为了更好地理解跨越血管壁的工作机制，有必要进行详细的观察：血管壁由一层细胞组成，是血流和肿瘤组织之间的屏障，肿瘤组织被许多小血管渗透。这些细胞之间的狭窄空间允许某些分子通过血管壁。这些细胞间隙的大小是由血管壁的细胞调节的，它们可以暂时足够宽，甚至允许细菌通过血管壁。

创新过程

世界各地的科学家都在研究抗癌药物如何最有效地到达目标肿瘤。一种新发现是使用改造过的细菌作为“渡船”，将药物通过血液运送到肿瘤。苏黎世联邦理工学院的研究人员现在已经成功地控制了某些细菌，使它们能够有效地穿过血管壁并渗透到肿瘤组织中。

研究人员选择了一种细菌，这种细菌由于含有氧化铁颗粒而具有天然的磁性。这些磁螺旋体属的细菌对磁场有反应，可以由体外的磁铁控制。

在细胞培养物和小鼠中，在肿瘤上施加旋转磁场可以提高细菌穿过癌生长部位附近血管壁的能力。在血管壁处，旋转磁场推动细菌作圆周运动前进。

在实验和计算机模拟的帮助下，研究人员能够证明，使用旋转磁场推动细菌是有效的，原因有三：首先，通过旋转磁场的推进力是通过静态磁场推进力的十倍。后者只是设定了方向，细菌必须依靠自己的力量移动。

第二个也是最关键的原因是，细菌在旋转磁场的驱动下不断运动，沿着血管壁移动。这使得它们更有可能遇到血管壁细胞之间短暂打开的间隙，与其他推进类型相比，在其他推进类型中，细菌的运动不太探索。

第三，与其他方法不同的是，细菌不需要通过成像来追踪。一旦磁场定位在肿瘤上，它就不需要重新调整。

磁性细菌（灰色）可以挤压穿过狭窄的细胞间间隙，穿过血管壁并对抗肿瘤。

同时，研究人员利用了细菌的自然和自主运动，一旦细菌穿过血管壁进入肿瘤，它们就可以独立地向肿瘤内部深处迁移。由于这个原因，科学家们使用外部磁场的推进只持续了一个小时——足够让细菌有效地穿过血管壁到达肿瘤。

这种细菌未来可能携带抗癌药物。在他们的细胞培养研究中，苏黎世联邦理工学院的研究人员通过将脂质体（类脂肪物质的纳米球）附着在细菌上模拟了这种应用。他们用荧光染料标记这些脂质体，这使他们能够在培养皿中证明，细菌确实将它们的“货物”运送到了癌变组织中，并在那里积累。在未来的医疗应用中，脂质体将被药物填充。

创新关键点

用于癌症研究的大肠杆菌没有磁性，因此不能被磁场推动和控制。一般来说，细菌的磁性反应性是一种非常罕见的现象。磁旋菌是少数具有这种特性的细菌属之一。

创新价值

目前有多个研究项目正在调查大肠杆菌对肿瘤的疗效。未来，利用合成生物学修饰细菌是可能的，以优化它们的治疗效果，减少副作用，并使它们更安全。

Innovative use of "magnetic bacteria" can penetrate blood vessel walls to fight tumors

Scientists around the world are studying how cancer drugs can most effectively reach their target tumors. One new discovery is the use of engineered bacteria as a "ferry" to deliver drugs through the bloodstream to tumors. Researchers at ETH Zurich have now managed to control certain bacteria so that they can efficiently cross blood vessel walls and penetrate tumor tissue.

The researchers chose a type of bacteria that has natural magnetic properties due to the presence of iron oxide particles. These spirochetes are responsive to magnetic fields and can be controlled by magnets outside the body.

In cell cultures and mice, applying a rotating magnetic field to a tumor improves the ability of bacteria to cross the walls of blood vessels near the site of cancer growth. At the blood vessel wall, a rotating magnetic field pushes the bacteria forward in a circular motion.

With the help of experiments and computer simulations, the researchers were able to show that using a rotating magnetic field to propel bacteria is effective for three reasons: First, the force of propulsion through a rotating field is ten times greater than that through a static field. The latter simply sets the direction, and the bacteria must move under their own power.

The second and most crucial reason is that bacteria are constantly moving, driven by rotating magnetic fields, along the walls of blood vessels.

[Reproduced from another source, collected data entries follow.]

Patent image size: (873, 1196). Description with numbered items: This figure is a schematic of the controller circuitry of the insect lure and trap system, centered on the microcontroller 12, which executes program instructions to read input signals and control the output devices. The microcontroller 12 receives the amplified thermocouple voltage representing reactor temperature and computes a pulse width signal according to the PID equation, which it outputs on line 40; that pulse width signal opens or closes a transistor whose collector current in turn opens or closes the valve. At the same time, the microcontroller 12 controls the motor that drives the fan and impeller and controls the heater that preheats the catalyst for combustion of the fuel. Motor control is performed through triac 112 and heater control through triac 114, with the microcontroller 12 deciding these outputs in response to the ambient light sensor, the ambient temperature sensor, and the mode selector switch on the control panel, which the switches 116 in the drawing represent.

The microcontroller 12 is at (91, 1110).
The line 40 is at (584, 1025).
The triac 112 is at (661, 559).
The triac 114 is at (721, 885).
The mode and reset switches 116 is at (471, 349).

This makes them more likely to encounter transiently open gaps between cells in the vessel wall, compared to other propulsion types, where bacterial movement is less explored.

Third, unlike other methods, bacteria do not need to be tracked by imaging. Once the magnetic field is positioned on the tumor, it does not need to be readjusted.

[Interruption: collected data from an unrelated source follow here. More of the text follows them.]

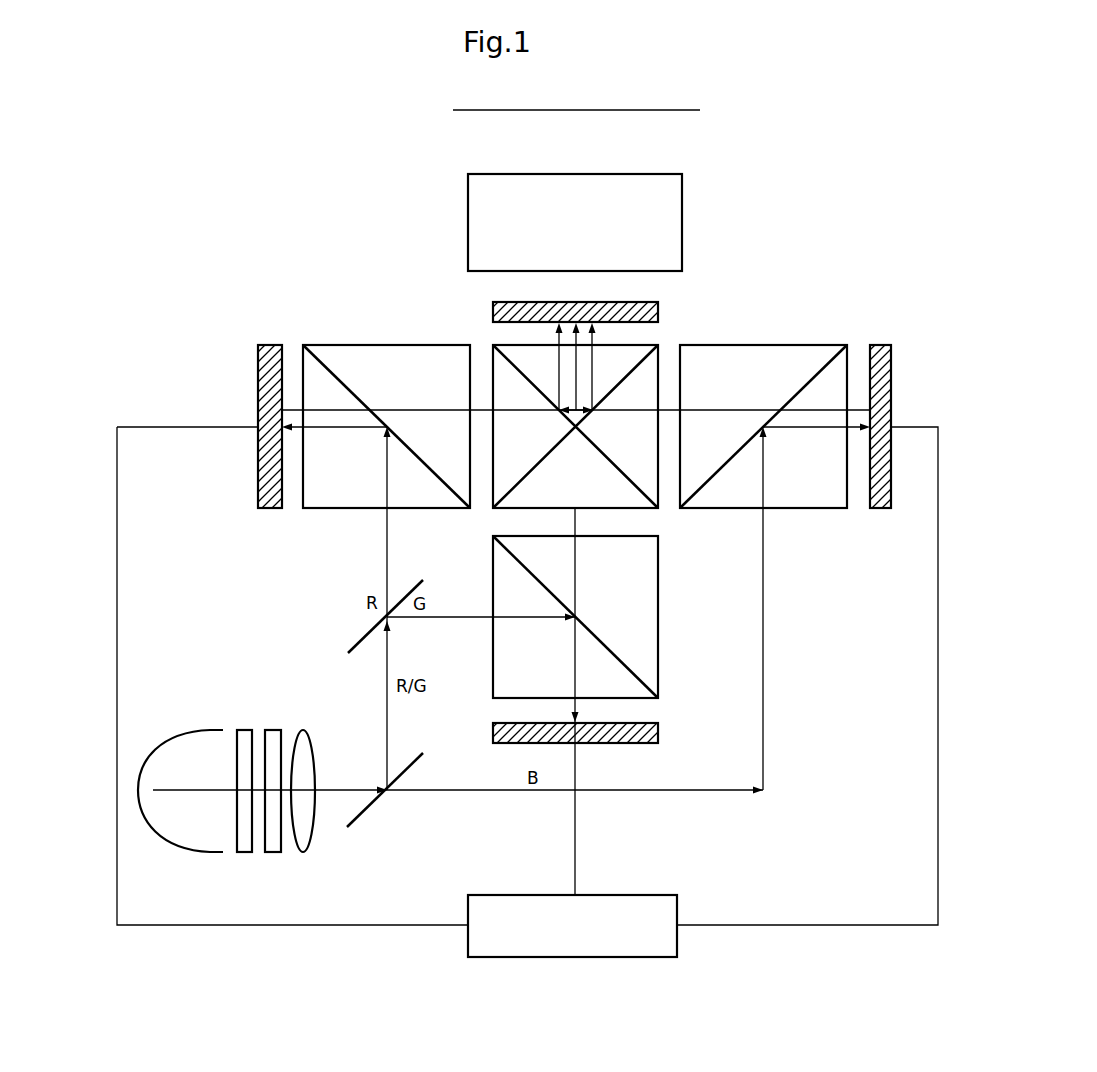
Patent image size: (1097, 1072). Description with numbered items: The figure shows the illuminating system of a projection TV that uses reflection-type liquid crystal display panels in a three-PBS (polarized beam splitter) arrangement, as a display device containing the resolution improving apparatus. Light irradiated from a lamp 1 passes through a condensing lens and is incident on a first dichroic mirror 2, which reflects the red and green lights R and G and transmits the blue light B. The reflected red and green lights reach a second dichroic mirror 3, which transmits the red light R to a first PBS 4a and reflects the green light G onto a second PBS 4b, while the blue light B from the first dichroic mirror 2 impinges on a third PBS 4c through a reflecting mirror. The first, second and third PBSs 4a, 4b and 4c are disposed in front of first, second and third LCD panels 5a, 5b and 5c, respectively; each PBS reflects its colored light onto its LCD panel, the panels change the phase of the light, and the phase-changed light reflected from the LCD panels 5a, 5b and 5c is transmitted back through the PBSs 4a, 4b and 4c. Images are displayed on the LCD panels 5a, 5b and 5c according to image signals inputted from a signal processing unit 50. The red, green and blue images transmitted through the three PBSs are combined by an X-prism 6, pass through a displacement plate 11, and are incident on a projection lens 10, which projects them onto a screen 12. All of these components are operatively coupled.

The lamp 1 is at (200, 730).
The first dichroic mirror 2 is at (368, 812).
The second dichroic mirror 3 is at (368, 630).
The first PBS 4a is at (387, 352).
The second PBS 4b is at (658, 615).
The third PBS 4c is at (805, 503).
The first LCD panel 5a is at (271, 345).
The second LCD panel 5b is at (658, 733).
The third LCD panel 5c is at (878, 510).
The X-prism 6 is at (527, 355).
The projection lens 10 is at (682, 222).
The displacement plate 11 is at (658, 312).
The screen 12 is at (647, 110).
The signal processing unit 50 is at (575, 957).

At the same time, the researchers took advantage of the natural and autonomous movement of bacteria, which can independently migrate deep inside the tumor once they have crossed the blood vessel wall and entered the tumor. For this reason, the scientists' boost using an external magnetic field lasted only an hour - long enough for the bacteria to efficiently cross the blood vessel wall to reach the tumor.

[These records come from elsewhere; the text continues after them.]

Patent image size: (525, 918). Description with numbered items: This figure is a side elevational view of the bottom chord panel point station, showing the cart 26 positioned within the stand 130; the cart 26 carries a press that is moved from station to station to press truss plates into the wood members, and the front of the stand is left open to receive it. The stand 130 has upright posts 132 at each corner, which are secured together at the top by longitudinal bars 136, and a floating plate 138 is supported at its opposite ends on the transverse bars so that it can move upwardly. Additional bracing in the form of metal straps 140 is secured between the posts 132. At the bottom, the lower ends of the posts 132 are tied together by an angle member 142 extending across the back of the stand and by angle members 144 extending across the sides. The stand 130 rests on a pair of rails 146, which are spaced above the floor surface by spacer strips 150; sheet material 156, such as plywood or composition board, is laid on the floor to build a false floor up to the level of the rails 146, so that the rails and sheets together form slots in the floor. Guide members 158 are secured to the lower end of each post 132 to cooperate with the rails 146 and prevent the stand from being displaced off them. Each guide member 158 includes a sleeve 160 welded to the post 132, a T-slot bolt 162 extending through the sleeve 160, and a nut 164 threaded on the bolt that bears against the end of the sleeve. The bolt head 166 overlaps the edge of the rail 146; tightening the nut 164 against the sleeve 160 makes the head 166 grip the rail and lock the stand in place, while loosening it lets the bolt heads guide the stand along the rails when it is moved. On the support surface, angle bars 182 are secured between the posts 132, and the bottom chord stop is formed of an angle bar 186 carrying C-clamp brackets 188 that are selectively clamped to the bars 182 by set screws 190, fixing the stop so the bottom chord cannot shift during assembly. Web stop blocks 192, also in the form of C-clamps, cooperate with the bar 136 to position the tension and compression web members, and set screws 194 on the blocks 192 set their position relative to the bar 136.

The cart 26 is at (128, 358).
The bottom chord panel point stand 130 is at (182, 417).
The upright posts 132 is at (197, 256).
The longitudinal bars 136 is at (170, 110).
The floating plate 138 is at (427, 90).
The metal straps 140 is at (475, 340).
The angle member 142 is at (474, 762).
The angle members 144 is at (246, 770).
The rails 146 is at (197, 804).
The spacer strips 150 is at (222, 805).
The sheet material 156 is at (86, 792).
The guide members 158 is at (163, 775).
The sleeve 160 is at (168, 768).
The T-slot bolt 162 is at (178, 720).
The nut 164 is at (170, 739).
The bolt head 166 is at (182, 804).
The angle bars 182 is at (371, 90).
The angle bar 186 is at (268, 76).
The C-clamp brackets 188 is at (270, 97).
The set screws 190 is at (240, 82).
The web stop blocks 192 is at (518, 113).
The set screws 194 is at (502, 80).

The bacteria could one day carry anti-cancer drugs. In their cell culture study, the ETH Zurich researchers mimicked this application by attaching liposomes, nanospheres of fat-like material, to bacteria. They labeled these liposomes with a fluorescent dye, which allowed them to demonstrate in a Petri dish that the bacteria had indeed delivered their "cargo" to the cancerous tissue, where it accumulated. In future medical applications, liposomes will be filled with drugs.